The city I loved and the city I hated. The city that embraces all the guests but can also be very cruel and give you the sensation of real loneliness.
I think I went away because of this feeling of loneliness. It felt like being with the person you love but who ignores you. I went away to make the point of my life. And it was the best choice ever. Sometimes you need to force yourself to leave the things you love in order to rearrange your relationship. I am not sure you can say this about a place where you live, but that’s how I felt.

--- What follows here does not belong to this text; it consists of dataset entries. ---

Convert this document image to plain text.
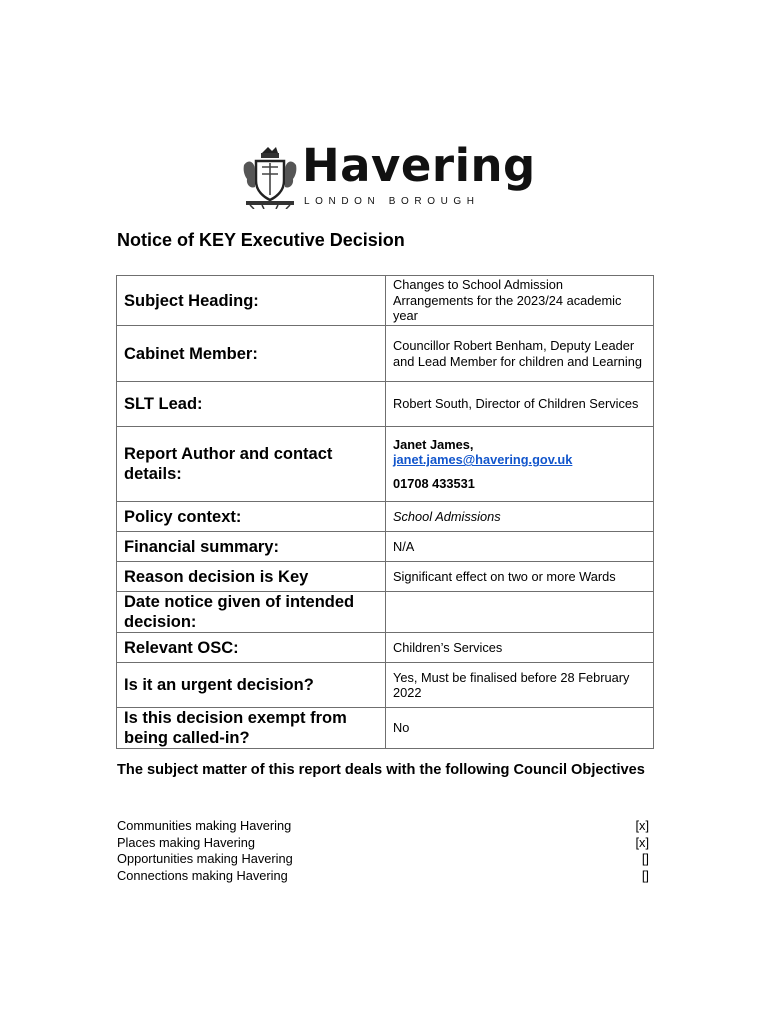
Havering
LONDON BOROUGH
Notice of KEY Executive Decision
Subject Heading:	Changes to School Admission Arrangements for the 2023/24 academic year
Cabinet Member:	Councillor Robert Benham, Deputy Leader and Lead Member for children and Learning
SLT Lead:	Robert South, Director of Children Services
Report Author and contact details:	Janet James,
janet.james@havering.gov.uk
01708 433531

Policy context:	School Admissions
Financial summary:	N/A
Reason decision is Key	Significant effect on two or more Wards
Date notice given of intended decision:	
Relevant OSC:	Children’s Services
Is it an urgent decision?	Yes, Must be finalised before 28 February 2022
Is this decision exempt from being called-in?	No
The subject matter of this report deals with the following Council Objectives
Communities making Havering	[x]
Places making Havering	[x]
Opportunities making Havering	[]
Connections making Havering	[]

I never lost my love for Milan and the enthusiasm to show the city to all visitors that come here with me, because Milan is often not very appealing for the guests coming for the first time without knowing the city. You have to know someone who makes you “live” the city, who explains the spirit to you. I had the luck to be able to show the city to many friends, and they all discovered a new face of the city – they all loved the city like me.
I am here often for work now and I always have mixed feelings when I arrive, but also when I leave like I am doing now. A mix of excitement and sadness.
Ok, maybe this post seems not to have much to do with travel but for me it still has.
It shows the feelings one can have for a city.
It shows how friendly Italians can be in regards to strangers.
And it has a recommendation: go to Milan with someone who knows the city and the Milanese lifestyle – you’ll love it!